Here are three of the most versatile tools available:
- Jotform is the premier data-collection and work automation tool. Its versatility means you’ll constantly find places in your business processes where it’s the perfect match.
- Google Docs, Gmail, and Meet are Google’s cloud-based suite of tools that will let you and your team communicate and work together in real time. And when your business grows, you can use Workspace, designed for companies of every size, from tiny mom and pops to massive enterprises.
- Notion is a knowledge management tool. It provides a collaborative editing environment that lets you use smart tables and embed other software into your pages. You can even embed Google’s and Jotform’s tools into your Notion pages, making it a great center for all your business processes.
It’s easy to forget about business systems in the beginning. The E-Myth Revisited by Michael Gerber is an excellent book that will teach you how to work on your business, not just in your business. The 4-Hour Workweek by Timothy Ferriss is another outstanding book that will teach you how to automate and outsource much of your business.
Here are some common processes and tricks for managing them:
- Accounting. This involves bookkeeping, payroll, and taxes. Quickbooks is the most popular choice for small businesses and the self-employed.
- Human resources. This department handles hiring, firing, managing benefits, and more. Most of your HR can be done with Jotform. You can use it to receive resumes, fill out legal documents, manage employee lists and information, and much more.
- Customer service. Keeping your customers happy is the most important part of your business. This is another area where Jotform is your friend. You can create forms to collect service requests, return requests, and product feedback.

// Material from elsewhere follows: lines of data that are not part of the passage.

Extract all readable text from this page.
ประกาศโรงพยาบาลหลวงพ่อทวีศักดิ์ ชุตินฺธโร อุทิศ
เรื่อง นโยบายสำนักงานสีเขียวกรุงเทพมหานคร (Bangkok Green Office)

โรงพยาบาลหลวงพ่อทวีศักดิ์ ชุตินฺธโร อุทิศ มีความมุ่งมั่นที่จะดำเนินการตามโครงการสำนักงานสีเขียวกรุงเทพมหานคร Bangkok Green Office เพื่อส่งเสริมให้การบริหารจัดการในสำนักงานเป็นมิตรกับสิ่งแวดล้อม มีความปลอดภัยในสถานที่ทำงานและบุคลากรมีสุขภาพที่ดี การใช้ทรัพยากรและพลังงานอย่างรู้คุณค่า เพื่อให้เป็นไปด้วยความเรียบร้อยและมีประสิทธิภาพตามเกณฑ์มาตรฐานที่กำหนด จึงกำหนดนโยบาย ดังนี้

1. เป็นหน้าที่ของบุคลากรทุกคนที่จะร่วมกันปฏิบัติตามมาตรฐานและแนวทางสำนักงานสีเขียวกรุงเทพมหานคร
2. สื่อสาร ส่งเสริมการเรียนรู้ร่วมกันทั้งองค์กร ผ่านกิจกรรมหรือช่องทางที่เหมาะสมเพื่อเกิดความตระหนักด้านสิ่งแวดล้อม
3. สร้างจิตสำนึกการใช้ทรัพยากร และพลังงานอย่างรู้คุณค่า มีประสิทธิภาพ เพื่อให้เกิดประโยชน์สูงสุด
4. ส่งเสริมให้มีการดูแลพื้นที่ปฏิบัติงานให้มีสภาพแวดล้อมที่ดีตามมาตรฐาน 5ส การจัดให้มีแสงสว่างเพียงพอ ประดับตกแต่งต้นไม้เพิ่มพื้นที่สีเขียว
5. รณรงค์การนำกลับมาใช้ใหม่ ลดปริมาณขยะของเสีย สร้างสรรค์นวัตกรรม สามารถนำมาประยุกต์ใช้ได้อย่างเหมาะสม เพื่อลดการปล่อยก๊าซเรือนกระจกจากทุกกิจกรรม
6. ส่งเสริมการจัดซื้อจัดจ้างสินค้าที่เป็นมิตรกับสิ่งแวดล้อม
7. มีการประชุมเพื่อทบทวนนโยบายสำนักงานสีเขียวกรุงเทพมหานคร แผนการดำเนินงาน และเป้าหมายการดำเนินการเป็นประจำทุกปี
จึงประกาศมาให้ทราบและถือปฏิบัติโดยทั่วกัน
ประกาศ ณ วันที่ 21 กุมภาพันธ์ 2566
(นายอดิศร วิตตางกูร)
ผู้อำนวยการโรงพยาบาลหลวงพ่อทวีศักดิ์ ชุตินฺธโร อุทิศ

- Research and development. Customers need to stay excited about your brand. It’s part of your job to find innovative ways to make that happen. You can track all of your research using Google Docs. It’s also great for collaborative work.
- Marketing. This is so important we dedicated a section of the article to it. Google Docs can help you manage your campaigns, and Jotform has many marketing templates you can use to collect email addresses, do market research, and much more. Buffer can help streamline your social media marketing by automating posts, and Mailchimp will help you launch professional email campaigns without getting flagged as spam.
- Market validation. Before investing large sums of money into your business, determine if your target market is interested. Pitch your idea or product to prospective buyers. It will be clear whether the idea is worth pursuing or if you need to go back to the drawing board.
- Quality assurance. It’s important to ensure your end product meets the highest standards possible. Jotform can help you streamline the inspection process. And Jotform Approvals can automate your policies and procedures for decision-making.
- Shipping and receiving. It’s important to keep records of ingredients purchased and products shipped. You’ll need that information to maintain inventory and evaluate costs. Jotform can help you streamline the data entry involved by letting you create forms perfectly adapted for your business. And Jotform Tables can help you manage, organize, and evaluate that data.
- Storefront. Jotform can make setting up an online store one of the easiest parts of building your business, thanks to the Jotform Store Builder.
Wrapping it all up
There’s a lot involved in starting a business. But the most important thing is to start. Don’t overthink it. Don’t over plan it. Don’t spend too much on it. Don’t psych yourself out. Just roll up your sleeves and get to work.
Starting a business takes a lot of planning up front, but it’s mostly to get the ideas out of your head and somewhere safe. Once you’ve done that, just get back to work.